Le « Do It Yourself » de la connaissance
Dans cette salle de cours, aucun document n’est distribué au départ, seulement les titres des chapitres. L’espace ressemble moins à une classe traditionnelle qu’à une petite start-up dont le but serait de fabriquer de la connaissance. Les élèves utilisent leurs propres outils numériques pour rechercher, trier et publier l’information sur une plateforme collaborative. Le principe fondamental qui guide cette méthode est simple : la meilleure façon d’apprendre, c’est d’enseigner.
Une organisation en intelligence collective
Fini le cours magistral où l’attention chute au bout de quinze minutes. Ici, les étudiants travaillent en petites équipes de six ou sept, mélangeant volontairement les niveaux de difficulté. Ils se répartissent les responsabilités et avancent ensemble. Les séances sont rythmées par des exercices de co-construction, comme les « tableaux tournants », où chaque groupe complète à tour de rôle le travail commencé par un autre.
Quand le professeur apprend de ses élèves
En bouleversant ainsi les rôles, les surprises sont nombreuses. La méthode permet de révéler des potentiels inattendus. Un étudiant persuadé d’avoir tout oublié de la biologie peut se retrouver, quelques semaines plus tard, à expliquer brillamment un mécanisme complexe au tableau. Plus étonnant encore, le professeur n’est plus le seul détenteur du savoir : il arrive que des élèves, grâce à leurs recherches en direct, corrigent leur enseignant en s’appuyant sur des publications scientifiques toutes récentes.

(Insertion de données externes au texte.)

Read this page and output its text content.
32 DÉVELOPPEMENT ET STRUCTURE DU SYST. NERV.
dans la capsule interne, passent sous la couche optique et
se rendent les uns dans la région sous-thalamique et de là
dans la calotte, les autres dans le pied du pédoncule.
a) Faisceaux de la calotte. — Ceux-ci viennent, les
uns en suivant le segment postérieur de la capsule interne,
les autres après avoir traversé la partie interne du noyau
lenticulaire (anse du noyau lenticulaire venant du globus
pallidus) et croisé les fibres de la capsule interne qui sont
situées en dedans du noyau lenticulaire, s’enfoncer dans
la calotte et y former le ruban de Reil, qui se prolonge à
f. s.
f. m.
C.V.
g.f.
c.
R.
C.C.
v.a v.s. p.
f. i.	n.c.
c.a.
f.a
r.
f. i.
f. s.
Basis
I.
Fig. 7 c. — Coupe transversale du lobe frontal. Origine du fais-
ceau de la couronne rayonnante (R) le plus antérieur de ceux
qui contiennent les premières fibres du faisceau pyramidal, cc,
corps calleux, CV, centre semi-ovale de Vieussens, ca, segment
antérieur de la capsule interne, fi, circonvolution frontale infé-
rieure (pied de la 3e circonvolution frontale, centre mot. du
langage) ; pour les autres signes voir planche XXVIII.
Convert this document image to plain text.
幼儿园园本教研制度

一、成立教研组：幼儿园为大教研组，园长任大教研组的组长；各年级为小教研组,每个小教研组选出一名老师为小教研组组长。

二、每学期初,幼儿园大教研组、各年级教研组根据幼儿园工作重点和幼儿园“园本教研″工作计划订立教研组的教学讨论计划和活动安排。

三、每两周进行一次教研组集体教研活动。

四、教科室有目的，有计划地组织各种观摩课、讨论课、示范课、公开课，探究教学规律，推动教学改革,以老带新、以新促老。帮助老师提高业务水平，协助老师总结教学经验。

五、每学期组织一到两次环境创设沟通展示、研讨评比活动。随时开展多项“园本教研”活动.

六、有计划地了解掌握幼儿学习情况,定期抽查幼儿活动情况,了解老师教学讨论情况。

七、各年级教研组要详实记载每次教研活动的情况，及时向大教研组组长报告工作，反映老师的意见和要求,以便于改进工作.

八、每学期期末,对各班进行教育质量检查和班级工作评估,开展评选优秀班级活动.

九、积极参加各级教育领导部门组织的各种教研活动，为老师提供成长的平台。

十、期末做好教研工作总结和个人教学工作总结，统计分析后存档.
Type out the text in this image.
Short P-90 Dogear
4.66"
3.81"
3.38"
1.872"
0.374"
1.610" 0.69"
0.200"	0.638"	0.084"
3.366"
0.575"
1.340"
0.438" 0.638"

La pédagogie par la confiance
Derrière cette innovation, il y a une véritable philosophie de l’apprentissage. C’est une question de confiance : la confiance que le professeur accorde à ses étudiants, mais aussi celle que les étudiants doivent avoir entre eux pour réussir collectivement. C’est aussi accepter de « perdre du temps » au début, pour permettre à chacun de s’approprier les concepts et donner l’envie d’aller plus loin. L’important n’est plus la performance individuelle, mais bien le résultat global de l’équipe.
Une classe avec quarante professeurs et un seul élève, est-ce raisonnable ou simplement innovant ? Cette méthode nous prouve qu’en acceptant de prendre des risques et de sortir de sa zone de confort, on peut transformer notre façon d’apprendre.
Et vous, seriez-vous prêts à renverser votre façon d’apprendre et à prendre la place de l’enseignant ?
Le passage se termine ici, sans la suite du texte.